Your step 1 is enough for URLs to be indexed. Even a well-behaved search engine does not need to visit your site to index a URL, including whatever anchor text pointed at it.

If the crawler does then visit your site, it will see your robots.txt and (if well-behaved) obey it and not crawl the contents of the page at that URL. But this does not mean it will remove the URL itself from its index.

Again: robots.txt is intended to control crawler behavior, not search index visibility.

Google's page is a pretty good overview of this distinction:

https://developers.google.com/search/docs/advanced/robots/in...

logifail · on June 28, 2022

> Again: robots.txt is intended to control crawler behavior, not search index visibility.

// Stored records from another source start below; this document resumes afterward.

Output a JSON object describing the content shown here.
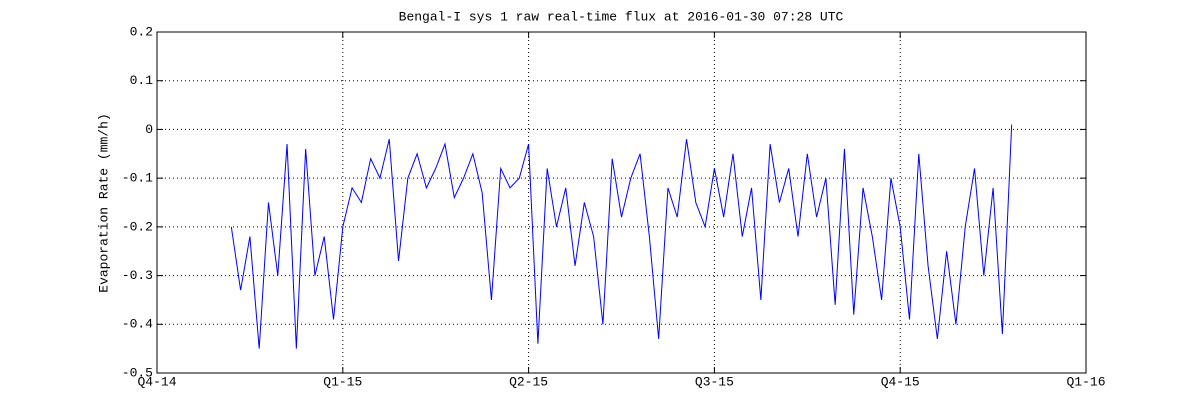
{
  "chart_data": {
    "type": "line",
    "title": "Bengal-I sys 1 raw real-time flux at 2016-01-30 07:28 UTC",
    "y_label": "Evaporation Rate (mm/h)",
    "x": [
      0.4,
      0.45,
      0.5,
      0.55,
      0.6,
      0.65,
      0.7,
      0.75,
      0.8,
      0.85,
      0.9,
      0.95,
      1.0,
      1.05,
      1.1,
      1.15,
      1.2,
      1.25,
      1.3,
      1.35,
      1.4,
      1.45,
      1.5,
      1.55,
      1.6,
      1.65,
      1.7,
      1.75,
      1.8,
      1.85,
      1.9,
      1.95,
      2.0,
      2.05,
      2.1,
      2.15,
      2.2,
      2.25,
      2.3,
      2.35,
      2.4,
      2.45,
      2.5,
      2.55,
      2.6,
      2.65,
      2.7,
      2.75,
      2.8,
      2.85,
      2.9,
      2.95,
      3.0,
      3.05,
      3.1,
      3.15,
      3.2,
      3.25,
      3.3,
      3.35,
      3.4,
      3.45,
      3.5,
      3.55,
      3.6,
      3.65,
      3.7,
      3.75,
      3.8,
      3.85,
      3.9,
      3.95,
      4.0,
      4.05,
      4.1,
      4.15,
      4.2,
      4.25,
      4.3,
      4.35,
      4.4,
      4.45,
      4.5,
      4.55,
      4.6
    ],
    "series": [
      {
        "color": "#0000ff",
        "values": [
          -0.2,
          -0.33,
          -0.22,
          -0.45,
          -0.15,
          -0.3,
          -0.03,
          -0.45,
          -0.04,
          -0.3,
          -0.22,
          -0.39,
          -0.2,
          -0.12,
          -0.15,
          -0.06,
          -0.1,
          -0.02,
          -0.27,
          -0.1,
          -0.05,
          -0.12,
          -0.08,
          -0.03,
          -0.14,
          -0.1,
          -0.05,
          -0.13,
          -0.35,
          -0.08,
          -0.12,
          -0.1,
          -0.03,
          -0.44,
          -0.08,
          -0.2,
          -0.12,
          -0.28,
          -0.15,
          -0.22,
          -0.4,
          -0.06,
          -0.18,
          -0.1,
          -0.05,
          -0.22,
          -0.43,
          -0.12,
          -0.18,
          -0.02,
          -0.15,
          -0.2,
          -0.08,
          -0.18,
          -0.05,
          -0.22,
          -0.12,
          -0.35,
          -0.03,
          -0.15,
          -0.08,
          -0.22,
          -0.05,
          -0.18,
          -0.1,
          -0.36,
          -0.04,
          -0.38,
          -0.12,
          -0.22,
          -0.35,
          -0.1,
          -0.2,
          -0.39,
          -0.05,
          -0.28,
          -0.43,
          -0.25,
          -0.4,
          -0.2,
          -0.08,
          -0.3,
          -0.12,
          -0.42,
          0.01
        ]
      }
    ],
    "xlim": [
      0,
      5
    ],
    "xticks": [
      {
        "value": 0,
        "label": "Q4-14"
      },
      {
        "value": 1,
        "label": "Q1-15"
      },
      {
        "value": 2,
        "label": "Q2-15"
      },
      {
        "value": 3,
        "label": "Q3-15"
      },
      {
        "value": 4,
        "label": "Q4-15"
      },
      {
        "value": 5,
        "label": "Q1-16"
      }
    ],
    "ylim": [
      -0.5,
      0.2
    ],
    "yticks": [
      -0.5,
      -0.4,
      -0.3,
      -0.2,
      -0.1,
      0,
      0.1,
      0.2
    ],
    "grid": true
  }
}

I'm obviously not asking the question clearly, I'm wanting to stop bots from crawling (it's scraping that annoys me), not search engines from listing URIs.

If I want to completely stop a bot from crawling my site (in the sense of "retrieving my content"), won't robots.txt prevent that? Even in the case of the bot having obtained a valid list of my URIs but not the pages contents from a 3rd party source?

Lets say I email you a list of URIs on my site. My robots.txt forbids all crawlers. Are you allowed to give the list of URIs to your bot and retrieve the content?

snowwrestler · on June 28, 2022

You are correct: a bot that is well-behaved (follows robots.txt directions) will not crawl your site if your robots.txt forbids crawling.